Easton, Maryland - July 6, 2026 - TeraWulf has signed a landmark 20-year lease agreement with AI company Anthropic for a purpose-built 401 MW AI data center campus in Kentucky while simultaneously selling its majority stake in a Texas joint venture to Fluidstack, reshaping its portfolio around wholly owned AI infrastructure assets.
The two transactions represent a significant strategic shift for the digital infrastructure developer, strengthening long-term contracted revenue while freeing capital for future AI data center expansion. The Anthropic agreement is expected to generate approximately USD 19 billion in contracted lease revenue over the initial lease term, providing TeraWulf with one of the largest long-term AI infrastructure commitments announced this year.
The lease covers the Justified Data Campus in Hawesville, Kentucky, where TeraWulf will develop a dedicated AI infrastructure campus in multiple phases. The facility is designed to support approximately 401 MW of critical IT load, with the first capacity scheduled to enter service during the second half of 2027 and full build-out expected by early 2028. The project is backed by what the company described as an investment-grade credit profile, reinforcing the financial strength of the long-term agreement.
At the same time, TeraWulf has agreed to sell its 50.1% ownership interest in the Abernathy Joint Venture to an investor group led by AI cloud infrastructure provider Fluidstack, its existing joint venture partner. The Texas venture was established in 2025 to develop a 168 MW AI data center campus in Abernathy. TeraWulf said the sale monetizes its approximately USD 450 million investment at a premium, allowing the company to recycle capital into infrastructure where it retains full ownership, customer relationships, and operational control.

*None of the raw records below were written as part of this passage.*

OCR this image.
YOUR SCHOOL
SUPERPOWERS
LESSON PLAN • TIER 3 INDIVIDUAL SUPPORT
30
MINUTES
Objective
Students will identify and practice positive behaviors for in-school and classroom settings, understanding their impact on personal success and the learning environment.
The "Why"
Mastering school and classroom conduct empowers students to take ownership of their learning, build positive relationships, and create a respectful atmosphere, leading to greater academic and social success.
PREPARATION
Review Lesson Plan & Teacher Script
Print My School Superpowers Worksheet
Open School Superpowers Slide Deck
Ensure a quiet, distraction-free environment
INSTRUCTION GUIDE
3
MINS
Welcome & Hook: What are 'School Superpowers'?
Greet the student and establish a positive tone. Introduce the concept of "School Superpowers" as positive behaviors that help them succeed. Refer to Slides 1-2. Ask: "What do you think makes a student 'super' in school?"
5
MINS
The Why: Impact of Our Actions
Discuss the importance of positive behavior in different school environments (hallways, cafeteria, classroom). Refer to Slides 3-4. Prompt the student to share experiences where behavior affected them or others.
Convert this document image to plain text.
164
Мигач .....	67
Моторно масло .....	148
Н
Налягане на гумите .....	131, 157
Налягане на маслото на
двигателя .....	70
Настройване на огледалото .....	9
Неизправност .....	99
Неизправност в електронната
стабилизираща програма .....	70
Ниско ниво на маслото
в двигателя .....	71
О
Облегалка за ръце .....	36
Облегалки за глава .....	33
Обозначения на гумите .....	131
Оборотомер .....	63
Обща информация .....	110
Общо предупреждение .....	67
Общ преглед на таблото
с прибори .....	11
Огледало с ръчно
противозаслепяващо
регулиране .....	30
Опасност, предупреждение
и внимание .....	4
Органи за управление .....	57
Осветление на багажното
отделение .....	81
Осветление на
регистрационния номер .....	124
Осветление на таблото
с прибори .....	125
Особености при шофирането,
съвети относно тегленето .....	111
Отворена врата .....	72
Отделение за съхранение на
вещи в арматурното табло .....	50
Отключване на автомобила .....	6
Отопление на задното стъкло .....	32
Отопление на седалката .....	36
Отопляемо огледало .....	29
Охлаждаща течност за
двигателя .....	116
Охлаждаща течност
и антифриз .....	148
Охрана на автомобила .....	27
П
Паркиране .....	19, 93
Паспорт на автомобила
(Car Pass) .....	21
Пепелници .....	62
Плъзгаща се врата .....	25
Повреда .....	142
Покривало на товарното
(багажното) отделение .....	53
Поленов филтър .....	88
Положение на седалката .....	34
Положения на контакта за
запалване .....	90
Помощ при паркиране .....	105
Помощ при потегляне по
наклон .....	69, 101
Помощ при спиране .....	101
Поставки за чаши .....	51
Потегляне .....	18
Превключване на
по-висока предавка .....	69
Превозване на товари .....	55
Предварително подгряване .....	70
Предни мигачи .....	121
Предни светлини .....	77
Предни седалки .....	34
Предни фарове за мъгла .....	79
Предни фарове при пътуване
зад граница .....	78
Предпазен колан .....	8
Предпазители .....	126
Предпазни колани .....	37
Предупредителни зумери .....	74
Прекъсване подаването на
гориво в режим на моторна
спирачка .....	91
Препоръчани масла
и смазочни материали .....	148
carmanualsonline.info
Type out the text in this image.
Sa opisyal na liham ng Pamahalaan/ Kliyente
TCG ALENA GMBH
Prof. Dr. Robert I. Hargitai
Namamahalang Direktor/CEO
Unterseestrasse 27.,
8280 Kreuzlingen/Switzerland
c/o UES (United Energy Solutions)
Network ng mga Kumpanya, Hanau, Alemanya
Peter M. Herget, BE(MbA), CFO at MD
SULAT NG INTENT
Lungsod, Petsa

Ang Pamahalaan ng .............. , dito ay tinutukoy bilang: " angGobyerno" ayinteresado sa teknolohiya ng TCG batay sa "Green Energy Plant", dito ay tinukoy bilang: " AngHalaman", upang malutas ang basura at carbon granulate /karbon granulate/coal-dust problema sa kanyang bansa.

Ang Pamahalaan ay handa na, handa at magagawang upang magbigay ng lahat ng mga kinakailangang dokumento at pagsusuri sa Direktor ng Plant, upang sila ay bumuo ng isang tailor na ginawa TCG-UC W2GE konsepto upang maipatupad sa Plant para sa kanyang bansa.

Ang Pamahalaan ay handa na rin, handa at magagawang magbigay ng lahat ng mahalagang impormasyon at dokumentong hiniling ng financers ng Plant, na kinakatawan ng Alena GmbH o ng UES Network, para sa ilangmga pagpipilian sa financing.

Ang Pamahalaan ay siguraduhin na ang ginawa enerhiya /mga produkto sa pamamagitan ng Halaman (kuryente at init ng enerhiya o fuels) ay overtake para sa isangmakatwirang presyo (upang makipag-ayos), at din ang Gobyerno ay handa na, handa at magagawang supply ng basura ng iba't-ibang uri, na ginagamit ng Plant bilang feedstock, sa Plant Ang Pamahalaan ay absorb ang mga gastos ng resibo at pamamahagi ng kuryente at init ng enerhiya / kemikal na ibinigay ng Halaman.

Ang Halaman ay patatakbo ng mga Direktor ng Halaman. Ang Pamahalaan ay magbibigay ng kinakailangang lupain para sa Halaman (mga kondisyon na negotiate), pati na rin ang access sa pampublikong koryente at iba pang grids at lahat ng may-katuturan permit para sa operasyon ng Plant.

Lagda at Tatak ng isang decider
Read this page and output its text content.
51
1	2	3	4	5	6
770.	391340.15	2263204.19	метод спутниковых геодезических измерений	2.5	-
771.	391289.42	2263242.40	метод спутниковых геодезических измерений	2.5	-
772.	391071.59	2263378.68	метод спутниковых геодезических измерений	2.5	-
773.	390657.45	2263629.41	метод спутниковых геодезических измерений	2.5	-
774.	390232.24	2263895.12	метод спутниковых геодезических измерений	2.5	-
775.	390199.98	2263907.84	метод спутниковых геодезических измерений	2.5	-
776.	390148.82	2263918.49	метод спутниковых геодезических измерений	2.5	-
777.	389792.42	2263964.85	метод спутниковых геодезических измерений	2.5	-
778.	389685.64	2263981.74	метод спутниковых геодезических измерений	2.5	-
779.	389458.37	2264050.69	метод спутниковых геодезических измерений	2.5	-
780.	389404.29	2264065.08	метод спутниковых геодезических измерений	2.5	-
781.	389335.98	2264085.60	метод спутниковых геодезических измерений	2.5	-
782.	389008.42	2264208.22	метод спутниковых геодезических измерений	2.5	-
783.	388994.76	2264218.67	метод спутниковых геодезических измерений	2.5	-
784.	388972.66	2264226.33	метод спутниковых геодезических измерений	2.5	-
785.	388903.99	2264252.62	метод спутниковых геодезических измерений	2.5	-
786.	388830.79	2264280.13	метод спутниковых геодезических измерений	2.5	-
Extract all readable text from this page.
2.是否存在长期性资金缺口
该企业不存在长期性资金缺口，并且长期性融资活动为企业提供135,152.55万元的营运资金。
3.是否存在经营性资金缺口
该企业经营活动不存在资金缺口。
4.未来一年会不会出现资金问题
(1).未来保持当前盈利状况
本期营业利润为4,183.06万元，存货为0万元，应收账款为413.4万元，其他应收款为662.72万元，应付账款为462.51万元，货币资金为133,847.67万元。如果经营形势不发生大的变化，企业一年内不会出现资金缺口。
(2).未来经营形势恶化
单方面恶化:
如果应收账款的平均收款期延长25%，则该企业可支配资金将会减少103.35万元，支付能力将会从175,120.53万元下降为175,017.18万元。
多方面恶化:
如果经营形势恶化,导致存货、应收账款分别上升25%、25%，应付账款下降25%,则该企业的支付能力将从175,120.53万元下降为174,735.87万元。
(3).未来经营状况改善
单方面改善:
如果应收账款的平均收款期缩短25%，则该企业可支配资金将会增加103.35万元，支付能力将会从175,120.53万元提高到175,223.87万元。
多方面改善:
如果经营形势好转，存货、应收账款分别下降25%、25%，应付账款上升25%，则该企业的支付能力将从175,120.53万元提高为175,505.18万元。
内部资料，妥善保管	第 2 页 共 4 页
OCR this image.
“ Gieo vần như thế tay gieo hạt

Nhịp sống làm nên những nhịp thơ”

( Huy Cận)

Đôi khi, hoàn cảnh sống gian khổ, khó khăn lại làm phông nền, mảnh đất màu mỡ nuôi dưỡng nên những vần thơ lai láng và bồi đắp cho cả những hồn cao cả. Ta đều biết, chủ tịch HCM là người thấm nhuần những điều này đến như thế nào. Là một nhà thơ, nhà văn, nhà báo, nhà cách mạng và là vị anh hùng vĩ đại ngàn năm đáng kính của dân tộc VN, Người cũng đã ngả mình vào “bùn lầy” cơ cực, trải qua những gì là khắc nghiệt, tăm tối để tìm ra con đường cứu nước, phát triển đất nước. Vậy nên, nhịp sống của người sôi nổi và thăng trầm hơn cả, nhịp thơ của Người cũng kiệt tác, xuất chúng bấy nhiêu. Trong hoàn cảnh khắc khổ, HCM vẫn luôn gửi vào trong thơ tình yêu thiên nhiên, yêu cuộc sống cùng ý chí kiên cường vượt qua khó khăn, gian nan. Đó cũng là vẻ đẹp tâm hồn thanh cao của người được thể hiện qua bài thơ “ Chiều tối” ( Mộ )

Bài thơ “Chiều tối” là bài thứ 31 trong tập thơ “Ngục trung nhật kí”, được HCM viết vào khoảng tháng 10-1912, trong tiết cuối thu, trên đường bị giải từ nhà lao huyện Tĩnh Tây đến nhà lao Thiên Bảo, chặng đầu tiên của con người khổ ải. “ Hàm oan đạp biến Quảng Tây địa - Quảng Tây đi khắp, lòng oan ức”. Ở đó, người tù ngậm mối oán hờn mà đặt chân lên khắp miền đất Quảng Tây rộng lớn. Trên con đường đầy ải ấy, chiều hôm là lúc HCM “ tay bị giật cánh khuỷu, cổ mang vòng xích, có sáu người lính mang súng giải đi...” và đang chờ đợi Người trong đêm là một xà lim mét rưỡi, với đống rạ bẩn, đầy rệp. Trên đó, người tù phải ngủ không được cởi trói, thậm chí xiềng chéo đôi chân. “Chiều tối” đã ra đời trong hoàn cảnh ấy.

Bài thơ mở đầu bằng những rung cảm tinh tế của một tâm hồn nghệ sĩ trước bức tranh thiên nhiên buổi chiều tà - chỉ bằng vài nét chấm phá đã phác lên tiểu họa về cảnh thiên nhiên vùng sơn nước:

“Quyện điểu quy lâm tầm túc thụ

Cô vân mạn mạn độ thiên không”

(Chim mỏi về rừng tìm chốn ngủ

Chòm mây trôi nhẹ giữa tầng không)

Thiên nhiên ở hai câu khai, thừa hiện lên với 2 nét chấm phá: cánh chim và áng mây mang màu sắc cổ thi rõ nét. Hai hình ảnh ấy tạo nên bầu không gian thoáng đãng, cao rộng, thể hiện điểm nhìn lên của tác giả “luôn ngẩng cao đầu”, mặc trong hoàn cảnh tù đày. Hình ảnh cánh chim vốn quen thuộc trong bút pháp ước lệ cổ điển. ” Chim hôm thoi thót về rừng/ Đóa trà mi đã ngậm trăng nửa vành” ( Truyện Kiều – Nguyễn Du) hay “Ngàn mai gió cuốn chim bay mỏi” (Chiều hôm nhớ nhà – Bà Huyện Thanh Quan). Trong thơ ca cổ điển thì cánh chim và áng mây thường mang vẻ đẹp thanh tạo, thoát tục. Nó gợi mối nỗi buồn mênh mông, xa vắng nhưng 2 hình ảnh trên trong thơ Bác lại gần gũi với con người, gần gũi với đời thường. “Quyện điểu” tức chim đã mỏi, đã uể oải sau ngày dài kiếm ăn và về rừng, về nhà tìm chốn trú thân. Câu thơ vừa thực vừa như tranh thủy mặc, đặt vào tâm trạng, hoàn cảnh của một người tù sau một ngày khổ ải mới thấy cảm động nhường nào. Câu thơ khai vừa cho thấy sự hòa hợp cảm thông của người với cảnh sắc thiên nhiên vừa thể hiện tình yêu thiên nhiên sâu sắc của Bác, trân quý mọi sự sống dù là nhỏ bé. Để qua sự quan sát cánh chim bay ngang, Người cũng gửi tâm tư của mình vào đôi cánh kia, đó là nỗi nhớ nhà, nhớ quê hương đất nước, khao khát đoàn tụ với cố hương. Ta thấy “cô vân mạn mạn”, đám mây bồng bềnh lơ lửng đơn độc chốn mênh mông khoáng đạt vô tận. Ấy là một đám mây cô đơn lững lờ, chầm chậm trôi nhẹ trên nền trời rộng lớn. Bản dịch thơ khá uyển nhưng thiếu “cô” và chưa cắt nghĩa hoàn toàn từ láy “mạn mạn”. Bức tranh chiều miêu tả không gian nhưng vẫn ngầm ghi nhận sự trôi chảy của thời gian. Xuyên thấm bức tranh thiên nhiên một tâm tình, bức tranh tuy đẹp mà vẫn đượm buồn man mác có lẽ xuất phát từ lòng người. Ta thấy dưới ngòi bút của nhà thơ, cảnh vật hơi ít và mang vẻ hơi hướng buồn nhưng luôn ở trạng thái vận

The announcements underscore the rapid evolution of the AI data center market, where developers are increasingly prioritizing long-term leasing agreements with AI model developers over speculative capacity builds. Securing anchor tenants before construction not only improves financing prospects but also provides predictable revenue streams for increasingly capital-intensive AI campuses.
The transactions also highlight TeraWulf's broader transformation. Originally focused on cryptocurrency mining, the company has steadily repositioned itself as a developer and operator of AI and high-performance computing infrastructure, leveraging expertise in power procurement and grid integration to deliver large-scale data center campuses.
For the industry, the Anthropic lease reflects the growing trend of AI companies securing dedicated computing infrastructure through long-duration agreements rather than relying exclusively on public cloud providers. As generative AI models continue to scale, purpose-built campuses with hundreds of megawatts of available power are emerging as critical assets in the global AI supply chain.
With the Kentucky campus under long-term lease and capital from the Texas divestiture earmarked for future developments, TeraWulf is sharpening its focus on building and operating wholly owned AI infrastructure platforms capable of supporting the next generation of hyperscale AI workloads.